Annual cycling event in Portland, Oregon, U.S.

The Ladds 500 (sometimes Ladd's 500) is an annual cycling event in Portland, Oregon, United States. Founded by David Barstow Robinson in 2016, the event involves cyclists traveling around a traffic circle in the Ladd's Addition district of southeast Portland's Hosford-Abernethy neighborhood 500 times. It is typically held on the Saturday after the second Friday in April; its latest event was on April 11, 2026.

== Description ==
The purpose of the non-competitive annual cycling event is to travel around a traffic circle in the Ladd's Addition district of southeast Portland's Hosford-Abernethy neighborhood 500 times, either individually or as part of a team. The free event has been described as a "relay" and not a race. According to the organizer, 500 laps is a century, or 100 miles.
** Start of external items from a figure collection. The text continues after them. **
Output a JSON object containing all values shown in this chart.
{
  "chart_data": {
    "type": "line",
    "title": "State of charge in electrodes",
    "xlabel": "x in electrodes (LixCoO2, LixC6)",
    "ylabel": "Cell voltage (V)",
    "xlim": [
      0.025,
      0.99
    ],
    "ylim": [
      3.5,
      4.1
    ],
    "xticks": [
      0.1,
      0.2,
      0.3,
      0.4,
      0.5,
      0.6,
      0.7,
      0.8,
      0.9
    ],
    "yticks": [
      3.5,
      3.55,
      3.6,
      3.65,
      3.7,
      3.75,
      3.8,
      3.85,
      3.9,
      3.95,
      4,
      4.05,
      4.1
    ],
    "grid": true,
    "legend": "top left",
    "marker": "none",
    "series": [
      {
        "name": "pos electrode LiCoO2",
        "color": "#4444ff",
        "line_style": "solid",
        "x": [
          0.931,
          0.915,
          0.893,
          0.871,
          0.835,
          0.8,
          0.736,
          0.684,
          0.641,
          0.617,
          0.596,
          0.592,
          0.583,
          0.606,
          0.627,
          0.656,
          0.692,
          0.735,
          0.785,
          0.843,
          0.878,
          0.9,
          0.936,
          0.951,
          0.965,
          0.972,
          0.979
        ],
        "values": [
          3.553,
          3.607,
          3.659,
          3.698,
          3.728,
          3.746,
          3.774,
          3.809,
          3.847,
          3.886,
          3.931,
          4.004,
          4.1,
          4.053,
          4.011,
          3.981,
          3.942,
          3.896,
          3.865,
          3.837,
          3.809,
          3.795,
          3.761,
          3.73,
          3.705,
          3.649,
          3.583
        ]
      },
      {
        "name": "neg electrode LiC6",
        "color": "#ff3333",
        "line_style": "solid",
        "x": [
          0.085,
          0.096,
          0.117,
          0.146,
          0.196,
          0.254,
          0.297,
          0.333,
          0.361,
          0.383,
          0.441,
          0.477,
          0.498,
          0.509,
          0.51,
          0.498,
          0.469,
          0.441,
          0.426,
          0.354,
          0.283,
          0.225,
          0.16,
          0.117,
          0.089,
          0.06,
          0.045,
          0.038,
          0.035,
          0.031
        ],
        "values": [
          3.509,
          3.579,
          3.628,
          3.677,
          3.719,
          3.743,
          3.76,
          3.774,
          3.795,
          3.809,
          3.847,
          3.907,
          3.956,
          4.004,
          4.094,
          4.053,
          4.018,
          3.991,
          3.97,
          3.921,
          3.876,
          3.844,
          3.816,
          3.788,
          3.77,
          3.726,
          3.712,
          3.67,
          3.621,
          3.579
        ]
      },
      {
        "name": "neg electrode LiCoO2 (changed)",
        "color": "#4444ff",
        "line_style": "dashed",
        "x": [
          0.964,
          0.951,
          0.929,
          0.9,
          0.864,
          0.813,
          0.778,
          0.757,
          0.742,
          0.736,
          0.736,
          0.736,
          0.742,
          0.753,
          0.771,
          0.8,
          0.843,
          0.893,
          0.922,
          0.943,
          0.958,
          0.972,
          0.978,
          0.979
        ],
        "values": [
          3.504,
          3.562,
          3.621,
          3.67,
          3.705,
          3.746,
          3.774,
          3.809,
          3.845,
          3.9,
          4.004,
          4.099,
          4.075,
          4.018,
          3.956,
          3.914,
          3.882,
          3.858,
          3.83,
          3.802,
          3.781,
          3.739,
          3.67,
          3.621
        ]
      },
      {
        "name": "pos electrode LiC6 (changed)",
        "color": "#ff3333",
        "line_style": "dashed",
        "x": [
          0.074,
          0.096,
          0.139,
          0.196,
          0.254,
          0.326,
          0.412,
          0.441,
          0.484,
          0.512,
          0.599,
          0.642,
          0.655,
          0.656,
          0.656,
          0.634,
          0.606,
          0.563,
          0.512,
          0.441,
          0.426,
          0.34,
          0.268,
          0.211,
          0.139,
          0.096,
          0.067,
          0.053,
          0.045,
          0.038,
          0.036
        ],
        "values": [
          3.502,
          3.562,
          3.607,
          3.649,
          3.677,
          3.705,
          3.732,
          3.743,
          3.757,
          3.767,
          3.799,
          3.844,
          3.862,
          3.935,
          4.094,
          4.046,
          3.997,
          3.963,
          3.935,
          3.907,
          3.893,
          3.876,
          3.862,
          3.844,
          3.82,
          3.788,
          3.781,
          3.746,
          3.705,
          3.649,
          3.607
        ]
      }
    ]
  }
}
Portland Monthly has included the Ladds 500 in a list of fifteen "essential" annual bike events in the city and said, "Riders form relay teams and 'turn left for a while,' while non-riders party in the middle." The event operates as a project of fiscal sponsor Umbrella 501(c)(3), is funded by donations, and run by volunteers. The phrase "It's spring, let's do something stupid" (or simply "Let's do something stupid") is part of the event's marketing. The event is held annually on the Saturday after the second Friday in April.

== History ==
The event was founded by David Barstow Robinson. Approximately 40 people participated in the first event in 2016. By 2025, the event attracted hundreds of participants. It has become popular enough that a permit from the Portland Bureau of Transportation is obtained to temporarily shut down vehicular traffic around the park where the event takes place. Hundreds attended the 2026 event on April 11.